Police yesterday maintained some of the tightest security in a decade around central Beijing to prevent Falun Gong protests, as the new US administration condemned China's crackdown on the movement.
For the third day in a row thousands of plain clothes and uniformed police encircled Tiananmen Square in the center of the city to prevent a repeat of Tuesday's mass suicide attempt by five protesters.
China says the five were members of the Falun Gong sect and that one woman died and the four others were injured.
Tourists and locals took to the streets of the capital but many were stopped from entering Tiananmen Square by lines of police demanding identity cards.

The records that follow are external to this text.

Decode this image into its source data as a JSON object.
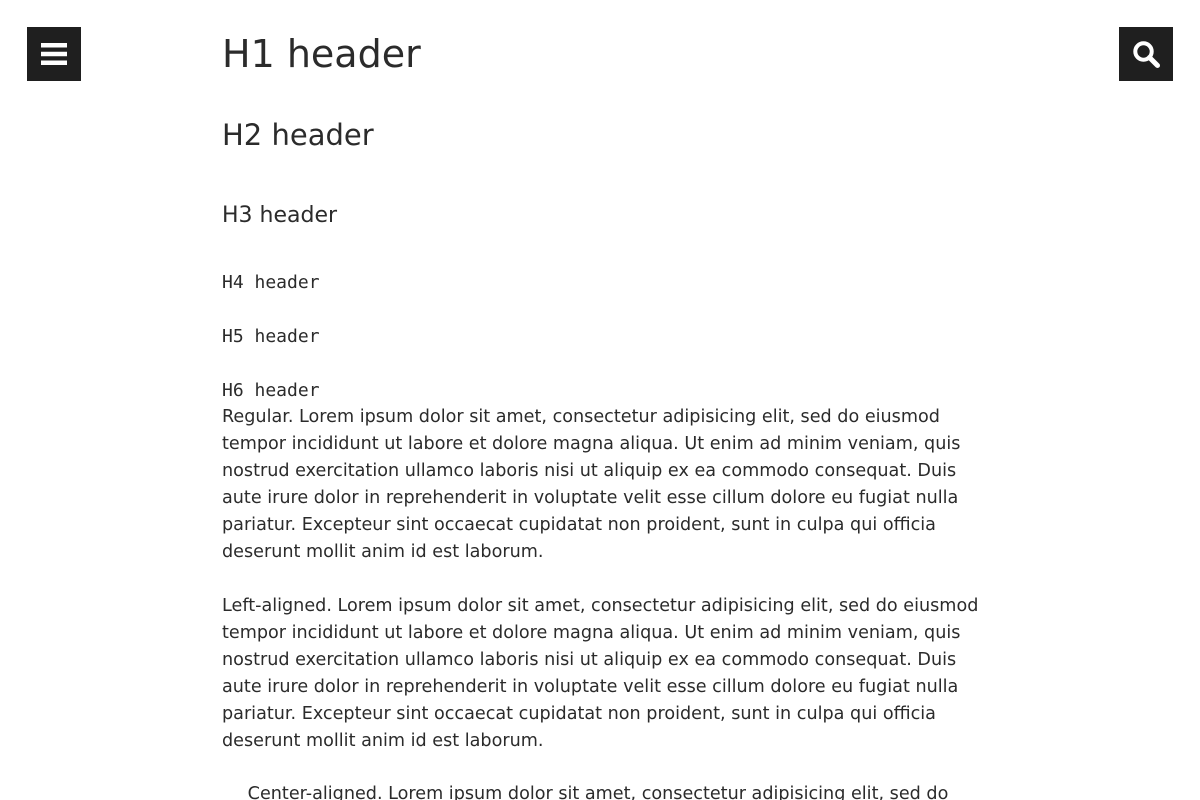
{
  "icons": {
    "menu": "hamburger-menu-icon",
    "search": "magnifier-search-icon"
  },
  "colors": {
    "icon_button_bg": "#1f1f1f",
    "text": "#2b2b2b",
    "background": "#ffffff"
  },
  "headers": {
    "h1": "H1 header",
    "h2": "H2 header",
    "h3": "H3 header",
    "h4": "H4 header",
    "h5": "H5 header",
    "h6": "H6 header"
  },
  "paragraphs": {
    "regular": "Regular. Lorem ipsum dolor sit amet, consectetur adipisicing elit, sed do eiusmod tempor incididunt ut labore et dolore magna aliqua. Ut enim ad minim veniam, quis nostrud exercitation ullamco laboris nisi ut aliquip ex ea commodo consequat. Duis aute irure dolor in reprehenderit in voluptate velit esse cillum dolore eu fugiat nulla pariatur. Excepteur sint occaecat cupidatat non proident, sunt in culpa qui officia deserunt mollit anim id est laborum.",
    "left_aligned": "Left-aligned. Lorem ipsum dolor sit amet, consectetur adipisicing elit, sed do eiusmod tempor incididunt ut labore et dolore magna aliqua. Ut enim ad minim veniam, quis nostrud exercitation ullamco laboris nisi ut aliquip ex ea commodo consequat. Duis aute irure dolor in reprehenderit in voluptate velit esse cillum dolore eu fugiat nulla pariatur. Excepteur sint occaecat cupidatat non proident, sunt in culpa qui officia deserunt mollit anim id est laborum.",
    "center_aligned": "Center-aligned. Lorem ipsum dolor sit amet, consectetur adipisicing elit, sed do"
  }
}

Officers checked through bags and patted people down, and in some cases demanded people publicly condemn the spiritual movement before allowing them onto the square, which is considered the symbolic heart of China.
On the huge concourse undercover officers approached any dawdling tourists and demanded to know what they were doing and if they were Falun Gong practitioners.

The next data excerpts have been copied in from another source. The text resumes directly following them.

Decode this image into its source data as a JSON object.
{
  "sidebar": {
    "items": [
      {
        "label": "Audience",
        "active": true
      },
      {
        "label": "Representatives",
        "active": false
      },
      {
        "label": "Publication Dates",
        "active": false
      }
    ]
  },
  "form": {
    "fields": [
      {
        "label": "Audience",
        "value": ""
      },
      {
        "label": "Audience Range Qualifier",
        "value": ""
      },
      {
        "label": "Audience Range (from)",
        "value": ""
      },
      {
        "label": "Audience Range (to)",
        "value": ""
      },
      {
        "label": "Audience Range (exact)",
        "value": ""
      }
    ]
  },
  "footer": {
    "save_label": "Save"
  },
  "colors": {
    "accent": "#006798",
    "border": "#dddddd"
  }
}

But unlike the previous few days when several isolated group members managed to breach security to make brief protests, there was little sign of activity yesterday.
"I haven't seen very many arrests on the square during the holiday," a worker on the square said.
China considers the Falun Gong "an evil cult" similar to Japan's Aum sect, which carried out a deadly nerve gas attack on the Tokyo subway. It says the group is responsible for causing the deaths of 1,600 followers by convincing them to refuse medical treatment.